Gemeinsam versuchen sie herauszufinden, was wirklich geschehen ist und ob die verschrobenen Bewohner des Hauses etwas mit der verschwundenen Leiche zu tun haben. Während Perry von jemandem bedroht wird und schon bald ein zweiter Mord darauf hindeutet, dass die beiden auf der richtigen Spur sind, kommen sich Perry und Nick näher, als es dem Marine lieb ist …
Eigene Meinung:
Mit dem Krimi „Eine Leiche taucht ab“ von Josh Lanyon wagt sich der Incubus Verlag erstmals in internationale Gewässer und legt den Roman eines sehr bekannten und beliebten Schriftsteller des amerikanischen Gay Romance Marktes vor. So zeigt sich Josh Lanyon bereits für mehrere Reihen und Einzelromane verantwortlich, „Eine Leiche taucht ab“ ist das erste Buch des Autors, das es nach Deutschland geschafft hat. Lange müssen Fans nicht auf weitere Werke warten – bereits im Oktober soll der erste Band der „Adrien“-Reihe unter dem Titel „Tödliche Schatten“ beim Bruno Gmünder Verlag erscheinen. Die Neuauflage des Romans erschien beim deadsoft Verlag.
Der Krimi ist klassisch aufgebaut, jedoch dank der Atmosphäre des alten Hauses und den leicht unheimlichen Touch angenehm anders, da es ein wenig an Geisterhaus- und Gruselgeschichten erinnert. Dennoch kommen keinerlei übernatürliche Aspekte vor. Alles läuft auf normalen Bahnen und bietet am Schluss eine logische und nachvollziehbare Erklärung für alle die Ereignisse, die Perry und Nick durchstehen müssen. Dabei steht die Entwicklung ihrer Beziehung nicht im Vordergrund – sie ist vielmehr schmückendes Beiwerk, ohne von dem Fall abzulenken, der mit jedem Kapitel an Komplexität gewinnt. Josh Lanyon entwickelt eine tolle Hintergrundgeschichte, die er geschickt mit den Vorfällen im Alston Estate verknüpft und die für Spannung und Dynamik sorgt. Lediglich am Ende schwächelt hinsichtlich der Logik ein wenig, was jedoch teils an den agierenden Figuren liegt.

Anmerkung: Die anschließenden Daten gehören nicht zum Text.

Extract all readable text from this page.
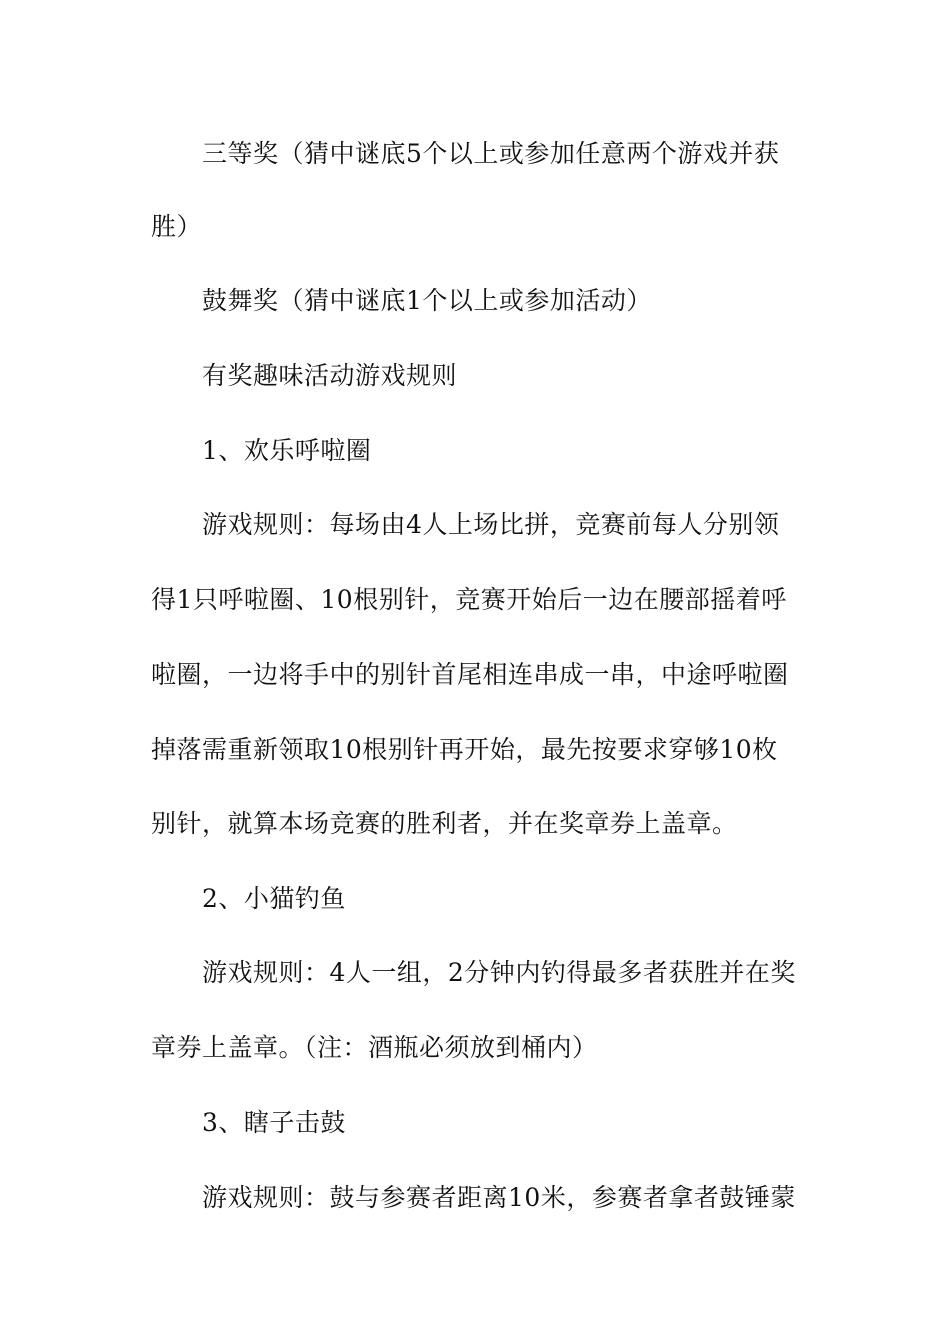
三等奖（猜中谜底5个以上或参加任意两个游戏并获
胜）
鼓舞奖（猜中谜底1个以上或参加活动）
有奖趣味活动游戏规则
1、欢乐呼啦圈
游戏规则：每场由4人上场比拼，竞赛前每人分别领
得1只呼啦圈、10根别针，竞赛开始后一边在腰部摇着呼
啦圈，一边将手中的别针首尾相连串成一串，中途呼啦圈
掉落需重新领取10根别针再开始，最先按要求穿够10枚
别针，就算本场竞赛的胜利者，并在奖章券上盖章。
2、小猫钓鱼
游戏规则：4人一组，2分钟内钓得最多者获胜并在奖
章券上盖章。（注：酒瓶必须放到桶内）
3、瞎子击鼓
游戏规则：鼓与参赛者距离10米，参赛者拿者鼓锤蒙
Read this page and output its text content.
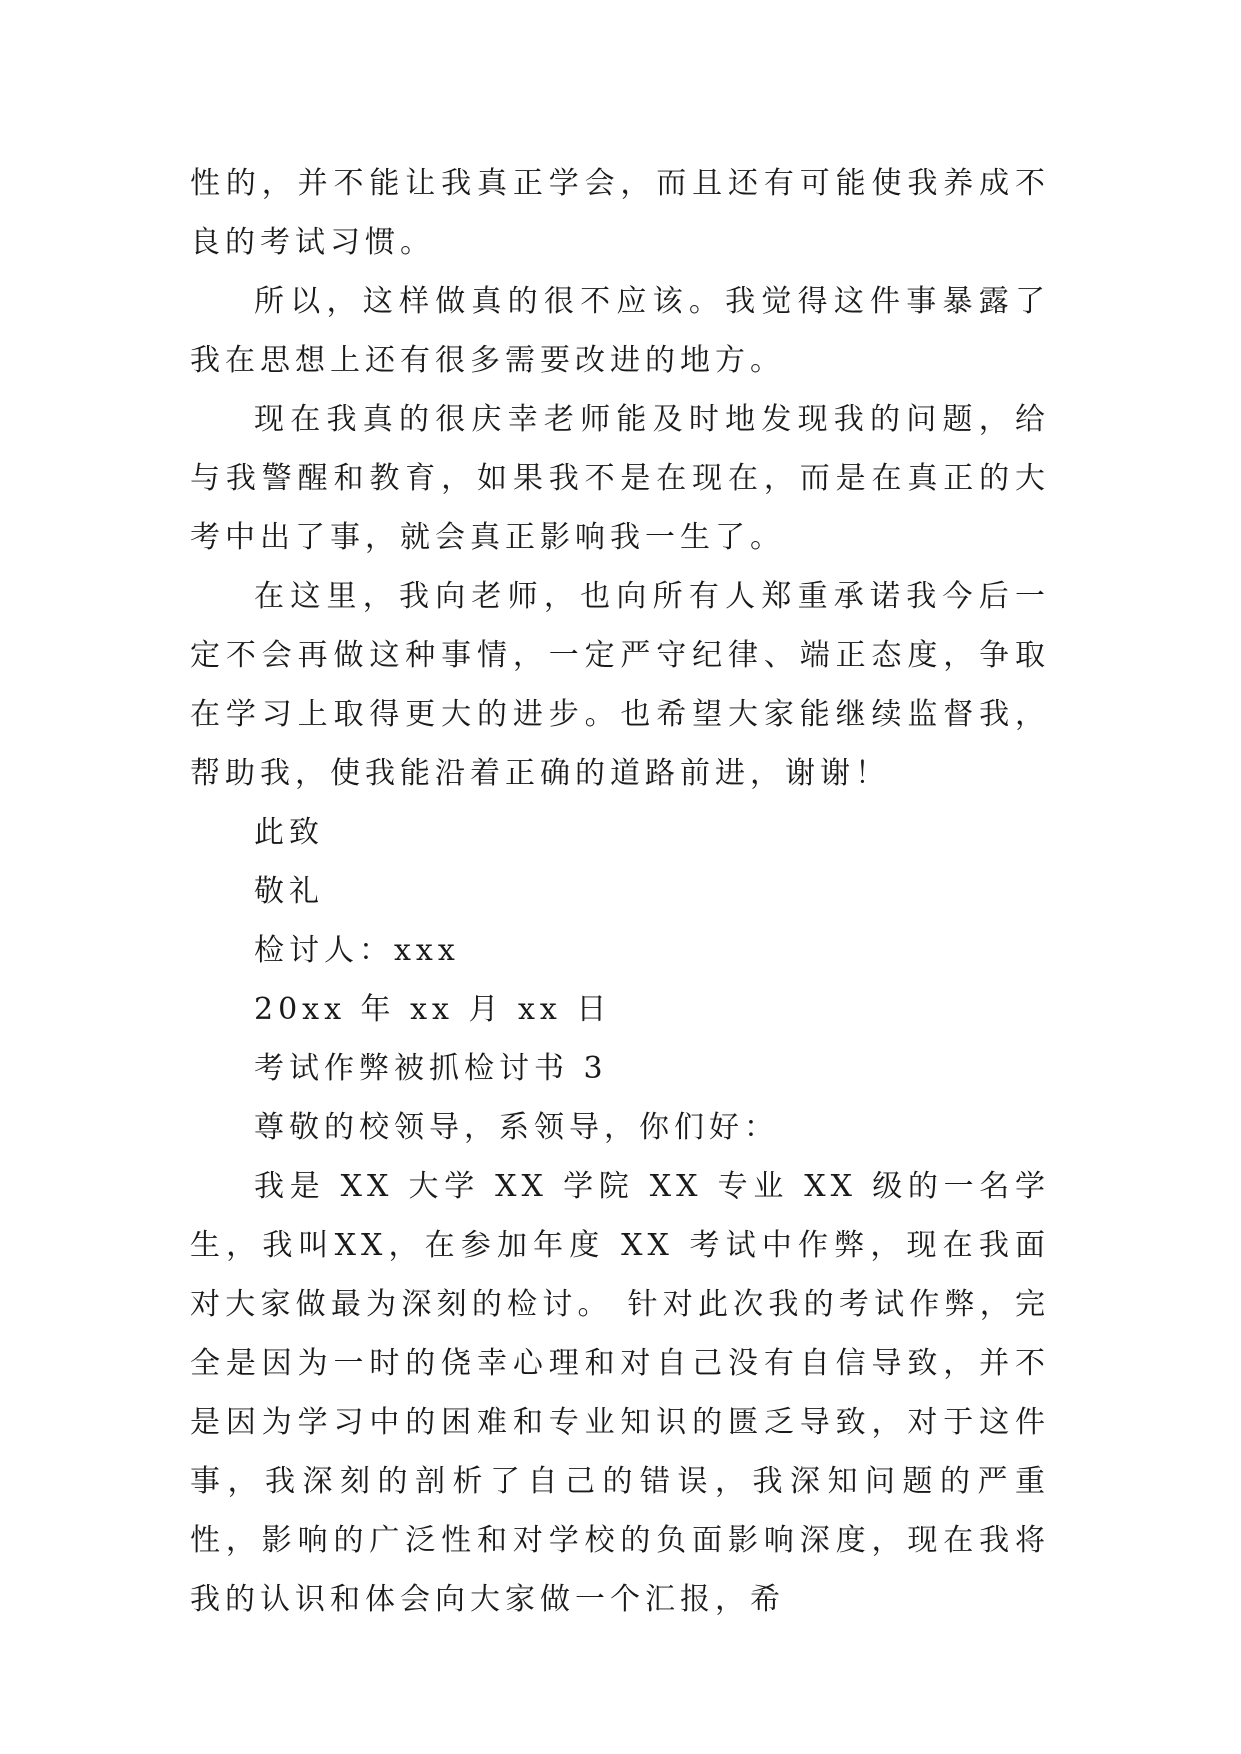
性的，并不能让我真正学会，而且还有可能使我养成不良的考试习惯。

所以，这样做真的很不应该。我觉得这件事暴露了我在思想上还有很多需要改进的地方。

现在我真的很庆幸老师能及时地发现我的问题，给与我警醒和教育，如果我不是在现在，而是在真正的大考中出了事，就会真正影响我一生了。

在这里，我向老师，也向所有人郑重承诺我今后一定不会再做这种事情，一定严守纪律、端正态度，争取在学习上取得更大的进步。也希望大家能继续监督我，帮助我，使我能沿着正确的道路前进，谢谢！

此致

敬礼

检讨人：xxx

20xx 年 xx 月 xx 日

考试作弊被抓检讨书 3

尊敬的校领导，系领导，你们好：

我是 XX 大学 XX 学院 XX 专业 XX 级的一名学生，我叫XX，在参加年度 XX 考试中作弊，现在我面对大家做最为深刻的检讨。 针对此次我的考试作弊，完全是因为一时的侥幸心理和对自己没有自信导致，并不是因为学习中的困难和专业知识的匮乏导致，对于这件事，我深刻的剖析了自己的错误，我深知问题的严重性，影响的广泛性和对学校的负面影响深度，现在我将我的认识和体会向大家做一个汇报，希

Die Charaktere passen durchaus zum Inhalt des Buches, sind jedoch manchmal ein wenig schwer zu fassen. Gerade auf Perry mit seiner extrem kindlichen, fast schon hilflosen Art kann man sich als Leser zu Beginn des Buches nur schwer einlassen. Auf eine seltsame Art ist er fast klischeehaft stereotyp, doch zum Glück gibt sich das im Laufe der Geschichte – er wird mutiger, selbstbewusster und stärker. Auch Nick fällt schnell in das Schema des großen, starken Beschützers, der sich natürlich in den schwachen, ängstlichen jungen Mann verliebt. Dass er eigentlich auf Frauen zu stehen scheint (erst im letzten Drittel wird offenbart, dass auch Nick eher an Männern interessiert ist), erschwert es einfach ihn und seinen Charakter zu begreifen. Man hat die meiste Zeit das Gefühl, er würde unlogisch handeln, weil er zu schnell Perry anspringt. Es fehlen einfach die Zwischentöne oder auch die Gedankengänge, die dem Leser schon früher offenbaren, wie Nick tickt. Und gerade weil die Geschichte teilweise aus der Sicht des Marines erzählt wird, kommt es dem Leser so vor, als würde der Autor diese Information absichtlich zurückhalten, um die Spannung zwischen Perry du Nick aufrecht zu erhalten.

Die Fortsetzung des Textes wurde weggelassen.